Depending on the level of granularity at which we want to extract events, we can pursue anything from extracting the event of two parties having an agreement from this sentence to extracting the events lifting a pen, signing a contract, and having an agreement. The more fine-grained we go, the more we will have to annotate, because computational models need a certain amount of examples per event to learn how to extract those events automatically. In other words, a crucial part of the process for creating an annotation scheme that will lead to training data with which we can build a reliable model within a reasonable timeframe is deciding on the relevance or redundancy of information presented in the text. We therefore look forward to collecting feedback from researchers and others interested in using the VOC archives to learn more about their current and future research interests.


[1] Sprugnoli, R., & Tonelli, S. (2019). Novel event detection and classification for historical texts. Computational Linguistics, 45(2), 229-265.

[2] Ide, N., & Woolner, D. (2007). Historical ontologies. In Words and intelligence ii (pp. 137-152). Springer, Dordrecht.

[3] Cybulska, A., & Vossen, P. (2011, June). Historical event extraction from text. In Proceedings of the 5th ACL-HLT Workshop on Language Technology for Cultural Heritage, Social Sciences, and Humanities (pp. 39-43).

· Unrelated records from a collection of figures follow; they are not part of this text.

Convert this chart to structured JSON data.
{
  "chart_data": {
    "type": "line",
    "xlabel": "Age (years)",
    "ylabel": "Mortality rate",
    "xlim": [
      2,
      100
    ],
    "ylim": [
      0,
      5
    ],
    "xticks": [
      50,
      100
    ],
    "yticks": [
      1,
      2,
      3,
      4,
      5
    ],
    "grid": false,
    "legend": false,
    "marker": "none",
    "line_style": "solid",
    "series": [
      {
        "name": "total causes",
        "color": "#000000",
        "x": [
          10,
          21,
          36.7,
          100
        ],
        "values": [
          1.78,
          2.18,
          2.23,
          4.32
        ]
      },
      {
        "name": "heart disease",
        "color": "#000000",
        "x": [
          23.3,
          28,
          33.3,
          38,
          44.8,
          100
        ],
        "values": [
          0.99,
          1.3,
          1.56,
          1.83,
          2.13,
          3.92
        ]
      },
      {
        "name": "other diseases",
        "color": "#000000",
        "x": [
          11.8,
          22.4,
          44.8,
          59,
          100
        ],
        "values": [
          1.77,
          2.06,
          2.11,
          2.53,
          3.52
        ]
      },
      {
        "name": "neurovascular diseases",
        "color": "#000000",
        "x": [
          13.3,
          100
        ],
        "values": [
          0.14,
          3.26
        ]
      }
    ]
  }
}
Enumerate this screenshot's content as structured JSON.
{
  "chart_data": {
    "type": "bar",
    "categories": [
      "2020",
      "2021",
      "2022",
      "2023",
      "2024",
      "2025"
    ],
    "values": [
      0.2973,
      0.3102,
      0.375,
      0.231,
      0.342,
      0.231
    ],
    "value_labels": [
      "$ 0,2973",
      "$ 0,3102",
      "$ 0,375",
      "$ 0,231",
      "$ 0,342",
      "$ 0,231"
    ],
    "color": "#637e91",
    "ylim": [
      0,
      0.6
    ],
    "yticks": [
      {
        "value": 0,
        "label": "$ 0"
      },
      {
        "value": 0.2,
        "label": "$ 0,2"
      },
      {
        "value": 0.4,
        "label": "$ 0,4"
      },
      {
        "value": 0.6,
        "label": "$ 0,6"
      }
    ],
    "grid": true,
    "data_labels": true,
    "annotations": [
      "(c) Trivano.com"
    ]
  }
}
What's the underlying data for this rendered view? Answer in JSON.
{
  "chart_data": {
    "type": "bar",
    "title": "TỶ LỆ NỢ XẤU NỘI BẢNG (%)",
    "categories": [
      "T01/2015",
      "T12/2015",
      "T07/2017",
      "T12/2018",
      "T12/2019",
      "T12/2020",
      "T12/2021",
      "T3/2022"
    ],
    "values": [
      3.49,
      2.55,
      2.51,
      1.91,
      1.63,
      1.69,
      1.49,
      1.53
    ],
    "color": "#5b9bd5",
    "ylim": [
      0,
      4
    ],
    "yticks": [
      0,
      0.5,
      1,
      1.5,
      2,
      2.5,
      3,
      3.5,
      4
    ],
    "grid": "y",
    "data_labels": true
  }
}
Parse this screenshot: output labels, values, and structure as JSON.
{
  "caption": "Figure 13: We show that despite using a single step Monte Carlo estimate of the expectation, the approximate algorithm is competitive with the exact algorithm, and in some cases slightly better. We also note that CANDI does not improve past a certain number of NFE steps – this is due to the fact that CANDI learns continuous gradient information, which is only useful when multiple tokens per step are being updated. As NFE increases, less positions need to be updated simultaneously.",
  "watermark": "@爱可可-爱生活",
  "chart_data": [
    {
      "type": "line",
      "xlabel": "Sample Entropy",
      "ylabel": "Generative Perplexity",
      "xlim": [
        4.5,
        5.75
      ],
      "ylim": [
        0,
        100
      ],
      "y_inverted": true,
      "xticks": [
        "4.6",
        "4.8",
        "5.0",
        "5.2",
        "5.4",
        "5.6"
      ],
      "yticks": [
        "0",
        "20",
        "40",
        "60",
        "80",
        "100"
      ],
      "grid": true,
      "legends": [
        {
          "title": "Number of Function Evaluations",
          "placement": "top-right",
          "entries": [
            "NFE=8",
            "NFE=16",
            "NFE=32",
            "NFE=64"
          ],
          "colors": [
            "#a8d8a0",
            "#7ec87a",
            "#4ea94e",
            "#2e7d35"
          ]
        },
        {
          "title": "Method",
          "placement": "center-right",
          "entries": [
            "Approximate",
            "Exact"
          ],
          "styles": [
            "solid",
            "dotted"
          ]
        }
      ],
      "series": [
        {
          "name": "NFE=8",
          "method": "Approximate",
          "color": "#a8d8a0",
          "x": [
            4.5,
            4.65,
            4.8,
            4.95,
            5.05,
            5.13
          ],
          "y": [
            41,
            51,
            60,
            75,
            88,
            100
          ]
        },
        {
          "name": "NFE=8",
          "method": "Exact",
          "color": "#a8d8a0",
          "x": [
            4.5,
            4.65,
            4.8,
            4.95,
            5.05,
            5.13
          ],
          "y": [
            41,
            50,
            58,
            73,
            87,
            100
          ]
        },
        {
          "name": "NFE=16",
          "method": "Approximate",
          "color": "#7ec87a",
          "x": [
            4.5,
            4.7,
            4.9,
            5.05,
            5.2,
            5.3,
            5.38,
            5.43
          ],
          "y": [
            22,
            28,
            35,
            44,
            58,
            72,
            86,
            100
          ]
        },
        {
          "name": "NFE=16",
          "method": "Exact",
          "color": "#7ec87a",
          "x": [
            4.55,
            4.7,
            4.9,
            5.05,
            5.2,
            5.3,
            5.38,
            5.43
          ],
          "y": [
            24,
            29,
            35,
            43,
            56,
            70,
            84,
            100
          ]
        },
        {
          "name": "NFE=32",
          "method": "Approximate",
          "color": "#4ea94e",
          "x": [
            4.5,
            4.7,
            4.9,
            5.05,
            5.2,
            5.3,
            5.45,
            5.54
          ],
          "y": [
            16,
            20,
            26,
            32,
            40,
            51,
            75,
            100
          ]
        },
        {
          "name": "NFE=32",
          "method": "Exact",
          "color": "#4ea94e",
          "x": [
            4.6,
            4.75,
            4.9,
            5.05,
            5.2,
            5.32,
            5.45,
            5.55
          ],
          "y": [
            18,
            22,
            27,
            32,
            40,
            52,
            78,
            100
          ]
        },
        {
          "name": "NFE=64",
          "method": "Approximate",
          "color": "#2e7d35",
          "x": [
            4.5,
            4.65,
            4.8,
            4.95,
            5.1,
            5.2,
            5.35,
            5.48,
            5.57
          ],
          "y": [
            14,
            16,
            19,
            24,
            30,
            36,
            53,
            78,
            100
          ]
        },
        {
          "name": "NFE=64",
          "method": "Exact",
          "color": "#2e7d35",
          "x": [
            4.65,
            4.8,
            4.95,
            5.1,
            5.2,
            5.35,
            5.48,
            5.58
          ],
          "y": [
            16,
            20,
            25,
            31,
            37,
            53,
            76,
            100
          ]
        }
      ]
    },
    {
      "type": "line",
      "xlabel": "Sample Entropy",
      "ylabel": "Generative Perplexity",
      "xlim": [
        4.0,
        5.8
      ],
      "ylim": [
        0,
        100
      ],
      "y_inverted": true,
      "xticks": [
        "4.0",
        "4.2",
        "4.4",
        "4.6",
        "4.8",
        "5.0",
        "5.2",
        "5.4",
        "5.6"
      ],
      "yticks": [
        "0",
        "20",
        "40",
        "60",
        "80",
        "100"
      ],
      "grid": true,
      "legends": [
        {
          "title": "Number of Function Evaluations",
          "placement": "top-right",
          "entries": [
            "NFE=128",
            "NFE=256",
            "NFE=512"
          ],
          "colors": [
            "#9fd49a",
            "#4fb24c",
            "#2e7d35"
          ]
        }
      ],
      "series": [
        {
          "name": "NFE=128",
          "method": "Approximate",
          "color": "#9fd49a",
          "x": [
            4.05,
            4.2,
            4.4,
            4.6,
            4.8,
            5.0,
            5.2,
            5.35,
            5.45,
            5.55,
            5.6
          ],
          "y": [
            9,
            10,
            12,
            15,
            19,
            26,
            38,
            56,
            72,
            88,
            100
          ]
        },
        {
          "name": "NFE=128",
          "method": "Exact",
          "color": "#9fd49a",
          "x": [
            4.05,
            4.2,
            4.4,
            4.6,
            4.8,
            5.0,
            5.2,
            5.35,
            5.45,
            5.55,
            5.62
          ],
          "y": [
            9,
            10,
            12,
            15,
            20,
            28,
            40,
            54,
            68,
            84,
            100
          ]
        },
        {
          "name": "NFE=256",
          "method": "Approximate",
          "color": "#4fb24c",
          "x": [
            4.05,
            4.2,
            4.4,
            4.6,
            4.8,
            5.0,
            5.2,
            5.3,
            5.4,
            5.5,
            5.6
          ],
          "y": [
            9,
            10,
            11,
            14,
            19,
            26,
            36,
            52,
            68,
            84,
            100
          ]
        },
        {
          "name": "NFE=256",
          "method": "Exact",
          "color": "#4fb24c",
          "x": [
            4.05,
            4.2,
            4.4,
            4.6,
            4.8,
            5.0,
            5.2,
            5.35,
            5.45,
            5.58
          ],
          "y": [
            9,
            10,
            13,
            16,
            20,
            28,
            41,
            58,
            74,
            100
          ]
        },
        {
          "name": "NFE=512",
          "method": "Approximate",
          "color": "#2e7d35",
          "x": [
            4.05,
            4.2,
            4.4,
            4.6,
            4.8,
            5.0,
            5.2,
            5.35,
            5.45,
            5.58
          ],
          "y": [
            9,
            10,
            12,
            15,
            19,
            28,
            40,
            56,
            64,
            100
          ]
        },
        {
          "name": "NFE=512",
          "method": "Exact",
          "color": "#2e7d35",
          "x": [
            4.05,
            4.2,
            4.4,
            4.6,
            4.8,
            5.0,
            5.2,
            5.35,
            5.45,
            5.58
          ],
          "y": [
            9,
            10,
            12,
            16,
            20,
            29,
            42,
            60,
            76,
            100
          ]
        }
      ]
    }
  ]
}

[4] Fokkens, A., Ter Braake, S., Ockeloen, N., Vossen, P., Legêne, S., Schreiber, G., & de Boer, V. (2018). Biographynet: Extracting relations between people and events. arXiv preprint arXiv:1801.07073.

[5] Ruppenhofer, J., Ellsworth, M., Schwarzer-Petruck, M., Johnson, C. R., & Scheffczyk, J.
(2016). FrameNet II: Extended theory and practice. International Computer Science
Institute. https://framenet.icsi.berkeley.edu/

[6] De Boer, V., Oomen, J., Inel, O., Aroyo, L., Van Staveren, E., Helmich, W., & De Beurs, D. (2015). DIVE into the event-based browsing of linked historical media. Journal of Web Semantics, 35, 152-158.

[7] The preliminary ontology can be found on our GitHub page: https://github.com/globalise-huygens/nlp-event-detection/tree/main/preliminary_experiments/FrameNet_event_annotation_pilot

[8] FrameNet Data (berkeley.edu)

[9] Palmer, M., Gildea, D., & Kingsbury, P. (2005). The proposition bank: An annotated corpus of semantic roles. Computational linguistics, 31(1), 71-106.

[10] Segers, R., Caselli, T., & Vossen, P. (2018, May). The circumstantial event ontology (CEO) and ECB+/CEO: An ontology and corpus for implicit causal relations between events. In Proceedings of the Eleventh International Conference on Language Resources and Evaluation (LREC 2018).